Au milieu d'une des pelouses était une pièce d'eau irrégulière, qui s'échappait en un petit ruisseau traversant la partie boisée et touffue du jardin. Dans certaines parties de l'ordonnance, il y eut un peu de souvenirs de Fontainebleau, si cher au frère et à la sœur.

«M. d'Arnberg a donc des chevaux? demanda Léon.

—Oui, et d'assez beaux, qu'il amènera avec lui; seulement il faudra que nous en achetions un pour le jeune homme.

—Oh! dit Léon, nous lui achèterons un cheval gris de fer, avec la crinière et les jambes noires.»

On avait passé ainsi une partie de la journée. Comme ils sortaient de la maison, ils virent les Champs-Élysées remplis de voitures et de cavalcades. Le frère et la sœur ne purent se défendre d'un sentiment de tristesse en voyant ces magnificences, en se rappelant toutes celles qu'ils venaient d'ordonner, et en songeant à la médiocrité de leur existence. Ils furent quelque temps sans parler.

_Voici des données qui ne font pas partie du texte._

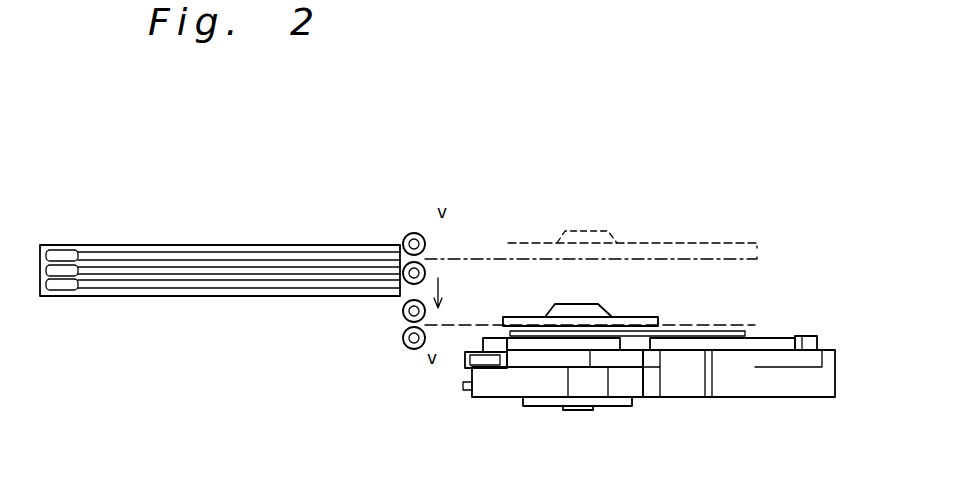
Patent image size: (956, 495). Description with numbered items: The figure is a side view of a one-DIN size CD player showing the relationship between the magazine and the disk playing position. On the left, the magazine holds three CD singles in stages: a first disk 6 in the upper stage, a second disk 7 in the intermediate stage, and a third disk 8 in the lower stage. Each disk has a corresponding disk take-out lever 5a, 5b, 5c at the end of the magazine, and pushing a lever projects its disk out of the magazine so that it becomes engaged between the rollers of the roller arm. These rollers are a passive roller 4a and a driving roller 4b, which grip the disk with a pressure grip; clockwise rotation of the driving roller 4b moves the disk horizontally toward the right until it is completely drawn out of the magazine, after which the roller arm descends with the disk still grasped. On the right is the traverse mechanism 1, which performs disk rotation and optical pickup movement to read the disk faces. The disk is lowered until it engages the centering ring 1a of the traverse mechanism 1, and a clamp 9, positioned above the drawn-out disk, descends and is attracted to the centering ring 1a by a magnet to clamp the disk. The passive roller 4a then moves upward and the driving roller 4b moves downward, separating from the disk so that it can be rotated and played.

The traverse mechanism 1 is at (492, 382).
The centering ring 1a is at (578, 320).
The passive roller 4a is at (414, 236).
The driving roller 4b is at (428, 272).
The disk take-out lever 5a is at (62, 250).
The disk take-out lever 5b is at (80, 266).
The disk take-out lever 5c is at (63, 290).
The first disk 6 is at (182, 255).
The second disk 7 is at (237, 273).
The third disk 8 is at (288, 292).
The clamp 9 is at (603, 308).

Geneviève, la première, rompit le silence, et dit, répondant à la pensée de son frère: «Nous avons toujours le soleil et la douce paix, et notre tendre amitié.

—Oh! dit Léon, c'est pour toi que je voudrais être riche, pour toi si jolie, et qui aurais tant de succès au milieu du monde dont notre pauvreté nous éloigne!»

Le frère et la sœur avaient parlé à voix basse; je ne sais si M. Anselme les entendit, mais il essuya ses yeux avec la manche de son habit marron.